My objection to that analogy is that it assumes that at one time, you had a pile of parts, and then something happened, and you ended up with a 747. If the parts are basic atoms, and the 747 is a working cell, what happened to all the intermediate steps? No one believes that you can pour chemicals into a beaker, shake them up, and pop out a cell. Why even bother discussing that?
(Interestingly enough, when Fred Hoyle made the analogy, he wasn’t talking about cells or organisms. You might want to go back and look up what he really said.)
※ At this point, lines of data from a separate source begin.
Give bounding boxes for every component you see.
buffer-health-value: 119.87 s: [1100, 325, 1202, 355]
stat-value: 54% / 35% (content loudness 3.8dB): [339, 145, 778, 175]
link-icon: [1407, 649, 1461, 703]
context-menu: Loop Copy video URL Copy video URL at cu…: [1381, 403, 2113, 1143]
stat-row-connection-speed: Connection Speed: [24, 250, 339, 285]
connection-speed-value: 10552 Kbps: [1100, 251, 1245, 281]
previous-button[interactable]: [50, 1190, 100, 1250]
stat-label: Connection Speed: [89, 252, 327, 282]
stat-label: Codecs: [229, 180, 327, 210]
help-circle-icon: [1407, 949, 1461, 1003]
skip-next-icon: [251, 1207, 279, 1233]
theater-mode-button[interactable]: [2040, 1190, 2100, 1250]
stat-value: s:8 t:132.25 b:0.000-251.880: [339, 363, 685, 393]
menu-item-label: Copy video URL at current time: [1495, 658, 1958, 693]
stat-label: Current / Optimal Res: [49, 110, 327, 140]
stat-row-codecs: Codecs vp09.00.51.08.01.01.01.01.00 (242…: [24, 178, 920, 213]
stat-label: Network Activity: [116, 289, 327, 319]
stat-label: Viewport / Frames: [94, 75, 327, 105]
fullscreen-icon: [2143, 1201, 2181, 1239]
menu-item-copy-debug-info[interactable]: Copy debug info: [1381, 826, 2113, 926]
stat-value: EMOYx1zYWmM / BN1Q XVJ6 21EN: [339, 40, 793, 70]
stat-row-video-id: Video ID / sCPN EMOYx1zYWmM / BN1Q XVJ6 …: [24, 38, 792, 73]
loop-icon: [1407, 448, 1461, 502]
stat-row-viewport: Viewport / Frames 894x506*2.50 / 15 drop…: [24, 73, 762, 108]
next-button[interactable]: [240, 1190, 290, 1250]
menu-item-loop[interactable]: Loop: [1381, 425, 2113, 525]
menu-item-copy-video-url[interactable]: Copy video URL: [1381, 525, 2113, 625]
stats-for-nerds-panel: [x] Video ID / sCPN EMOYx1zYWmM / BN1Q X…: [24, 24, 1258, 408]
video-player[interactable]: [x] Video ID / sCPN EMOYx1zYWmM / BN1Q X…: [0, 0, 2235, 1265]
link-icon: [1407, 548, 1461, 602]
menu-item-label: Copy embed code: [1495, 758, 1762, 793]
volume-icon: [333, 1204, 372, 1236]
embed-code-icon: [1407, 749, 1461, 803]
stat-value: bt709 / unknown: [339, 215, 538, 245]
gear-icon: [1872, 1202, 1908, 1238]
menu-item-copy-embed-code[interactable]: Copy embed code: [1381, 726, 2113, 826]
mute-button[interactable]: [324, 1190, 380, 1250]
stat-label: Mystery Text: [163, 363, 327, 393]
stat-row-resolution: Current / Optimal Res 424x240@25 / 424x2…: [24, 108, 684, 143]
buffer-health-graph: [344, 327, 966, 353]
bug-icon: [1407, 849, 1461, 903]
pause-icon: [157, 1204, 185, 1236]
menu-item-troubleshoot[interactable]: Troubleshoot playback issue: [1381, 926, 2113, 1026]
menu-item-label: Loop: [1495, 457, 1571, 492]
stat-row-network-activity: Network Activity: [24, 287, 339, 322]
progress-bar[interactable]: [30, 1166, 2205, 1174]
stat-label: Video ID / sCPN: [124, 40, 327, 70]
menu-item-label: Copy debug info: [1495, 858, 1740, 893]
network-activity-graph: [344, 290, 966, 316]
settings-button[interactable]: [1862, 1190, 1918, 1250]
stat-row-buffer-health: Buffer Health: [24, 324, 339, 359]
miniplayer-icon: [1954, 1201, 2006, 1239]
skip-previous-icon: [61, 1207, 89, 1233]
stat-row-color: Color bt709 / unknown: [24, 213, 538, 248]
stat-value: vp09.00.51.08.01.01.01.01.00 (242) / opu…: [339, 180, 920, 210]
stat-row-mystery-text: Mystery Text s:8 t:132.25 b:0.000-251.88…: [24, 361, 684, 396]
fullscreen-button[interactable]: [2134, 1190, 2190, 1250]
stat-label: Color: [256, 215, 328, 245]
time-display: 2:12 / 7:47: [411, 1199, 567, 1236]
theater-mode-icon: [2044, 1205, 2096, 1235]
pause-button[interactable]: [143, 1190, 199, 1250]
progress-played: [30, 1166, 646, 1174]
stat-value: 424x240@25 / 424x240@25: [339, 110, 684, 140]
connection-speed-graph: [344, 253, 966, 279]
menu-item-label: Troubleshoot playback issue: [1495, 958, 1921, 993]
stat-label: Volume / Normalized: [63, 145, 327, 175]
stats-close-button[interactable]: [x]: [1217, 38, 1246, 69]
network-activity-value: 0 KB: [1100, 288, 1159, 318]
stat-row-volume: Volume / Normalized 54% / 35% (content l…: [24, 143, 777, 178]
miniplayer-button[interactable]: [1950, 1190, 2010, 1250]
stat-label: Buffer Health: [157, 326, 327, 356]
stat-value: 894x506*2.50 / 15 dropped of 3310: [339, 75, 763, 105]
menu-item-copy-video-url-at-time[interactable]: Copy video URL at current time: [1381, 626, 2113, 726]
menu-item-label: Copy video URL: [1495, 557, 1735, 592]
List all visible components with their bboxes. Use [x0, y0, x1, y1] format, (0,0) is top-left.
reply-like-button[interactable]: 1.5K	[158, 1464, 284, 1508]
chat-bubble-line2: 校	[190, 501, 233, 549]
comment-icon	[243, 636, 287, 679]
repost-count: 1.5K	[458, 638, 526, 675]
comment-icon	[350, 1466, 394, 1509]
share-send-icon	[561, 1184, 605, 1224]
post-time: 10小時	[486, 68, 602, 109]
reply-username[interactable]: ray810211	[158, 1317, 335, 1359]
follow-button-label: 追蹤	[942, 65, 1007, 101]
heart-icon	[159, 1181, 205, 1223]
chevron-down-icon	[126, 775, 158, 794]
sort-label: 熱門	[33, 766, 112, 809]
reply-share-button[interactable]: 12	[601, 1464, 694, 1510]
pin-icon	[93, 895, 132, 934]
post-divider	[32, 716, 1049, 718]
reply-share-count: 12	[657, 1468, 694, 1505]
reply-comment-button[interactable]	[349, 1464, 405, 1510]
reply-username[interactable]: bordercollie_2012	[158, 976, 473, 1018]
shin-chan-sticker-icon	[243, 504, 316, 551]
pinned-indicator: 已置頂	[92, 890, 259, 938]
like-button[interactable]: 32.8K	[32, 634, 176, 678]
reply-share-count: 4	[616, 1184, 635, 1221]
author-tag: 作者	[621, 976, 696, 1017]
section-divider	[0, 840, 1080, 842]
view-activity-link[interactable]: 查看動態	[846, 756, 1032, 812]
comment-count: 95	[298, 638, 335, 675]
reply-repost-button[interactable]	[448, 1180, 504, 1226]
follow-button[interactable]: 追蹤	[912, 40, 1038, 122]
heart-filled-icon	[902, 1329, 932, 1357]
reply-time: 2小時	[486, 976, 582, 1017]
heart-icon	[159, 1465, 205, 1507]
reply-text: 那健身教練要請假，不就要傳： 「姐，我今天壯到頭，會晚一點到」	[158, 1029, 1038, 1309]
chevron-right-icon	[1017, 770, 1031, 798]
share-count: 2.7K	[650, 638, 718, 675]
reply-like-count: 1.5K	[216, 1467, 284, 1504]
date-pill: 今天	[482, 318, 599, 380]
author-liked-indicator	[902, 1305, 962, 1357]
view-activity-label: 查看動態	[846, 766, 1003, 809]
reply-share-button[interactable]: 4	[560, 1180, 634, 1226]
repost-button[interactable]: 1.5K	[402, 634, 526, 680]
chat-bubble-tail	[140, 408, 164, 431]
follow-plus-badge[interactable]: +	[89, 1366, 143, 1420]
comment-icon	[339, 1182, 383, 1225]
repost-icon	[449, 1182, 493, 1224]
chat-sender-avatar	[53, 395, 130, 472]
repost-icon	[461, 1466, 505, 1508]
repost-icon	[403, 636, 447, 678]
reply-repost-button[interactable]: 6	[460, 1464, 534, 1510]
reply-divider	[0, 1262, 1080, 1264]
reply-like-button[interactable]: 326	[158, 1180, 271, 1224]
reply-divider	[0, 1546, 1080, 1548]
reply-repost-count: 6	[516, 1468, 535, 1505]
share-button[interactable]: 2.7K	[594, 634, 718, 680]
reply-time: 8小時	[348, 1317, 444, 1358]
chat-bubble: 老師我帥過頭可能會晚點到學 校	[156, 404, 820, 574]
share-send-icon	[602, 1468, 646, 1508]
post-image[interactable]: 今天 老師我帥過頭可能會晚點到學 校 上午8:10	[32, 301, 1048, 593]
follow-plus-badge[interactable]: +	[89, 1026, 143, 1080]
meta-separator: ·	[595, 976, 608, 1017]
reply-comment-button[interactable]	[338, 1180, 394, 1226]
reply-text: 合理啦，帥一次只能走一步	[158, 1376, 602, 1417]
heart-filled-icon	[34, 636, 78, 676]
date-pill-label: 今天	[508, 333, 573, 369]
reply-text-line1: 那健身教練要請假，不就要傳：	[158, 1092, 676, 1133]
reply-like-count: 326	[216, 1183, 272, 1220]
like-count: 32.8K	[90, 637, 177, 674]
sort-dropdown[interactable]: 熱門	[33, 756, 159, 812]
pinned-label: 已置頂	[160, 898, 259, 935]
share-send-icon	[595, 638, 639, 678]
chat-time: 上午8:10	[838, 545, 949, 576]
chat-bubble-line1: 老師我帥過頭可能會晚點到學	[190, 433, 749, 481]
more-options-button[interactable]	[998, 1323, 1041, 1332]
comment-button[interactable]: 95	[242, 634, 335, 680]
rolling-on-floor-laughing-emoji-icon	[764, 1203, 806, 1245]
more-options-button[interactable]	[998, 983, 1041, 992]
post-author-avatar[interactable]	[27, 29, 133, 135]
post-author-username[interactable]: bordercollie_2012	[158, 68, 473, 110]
So, a real description of evolution is: start with basic atoms. Let them sit and you come up with organic molecules. That part’s easy, and we’ve seen it in a lab. Mix all that stuff up. Eventually, you come up with something that replicates itself, although not perfectly. (Perhaps RNA, but perhaps something else. Frankly, we don’t know.) The next stage is getting that replicator into a package. Lipids seem to be a good candidate, because they can form little bags (cells). Once you have a cell, things get easier, because you get DNA (no one knows exactly when) which is great at reproducing, but makes just enough errors in transcription, and you can end up with all sorts of variation in your cells, including some that stick together (multicellular organisms). Some of those vary, and you get specialized cells. Keep up the good work, and you end up with politicians. (This proves that many mutations are destructive.)
So, a few questions:
Which part of that don’t you buy into? Of course, there’s an awful lot of arm waving in that description. That is the trouble we have. We really can’t fill in the details completely at any step of the way, and there are some steps about which we are almost completely clueless. So, more than just “not buying into” a step, which part do you think is just completely impossible? And how do you determine that? That’s the real premise of ID. It’s not just that they don’t see how it could happen, they assert that it cannot happen. What basis is there for that assertion?
Back to the thread topic, though, how does this relate to randomness? Does randomness have anything to do with your objections? I don’t think it ought to. It doesn’t provide an obstacle. Sure, it would be faster if there wasn’t so much randomness in the process. If every beneficial gene was guaranteed to be copied, that would make things evolve faster, but we have time. We can make lots of bad copies, and they’ll die out, and we can wait millions of years for something really good to come up. When it does, it might take many generations to really spread through the population, but it will spread. Just because it follows a random path doesn’t mean we don’t know the general direction of that path. So, is your objection related to randomness, or some other issue?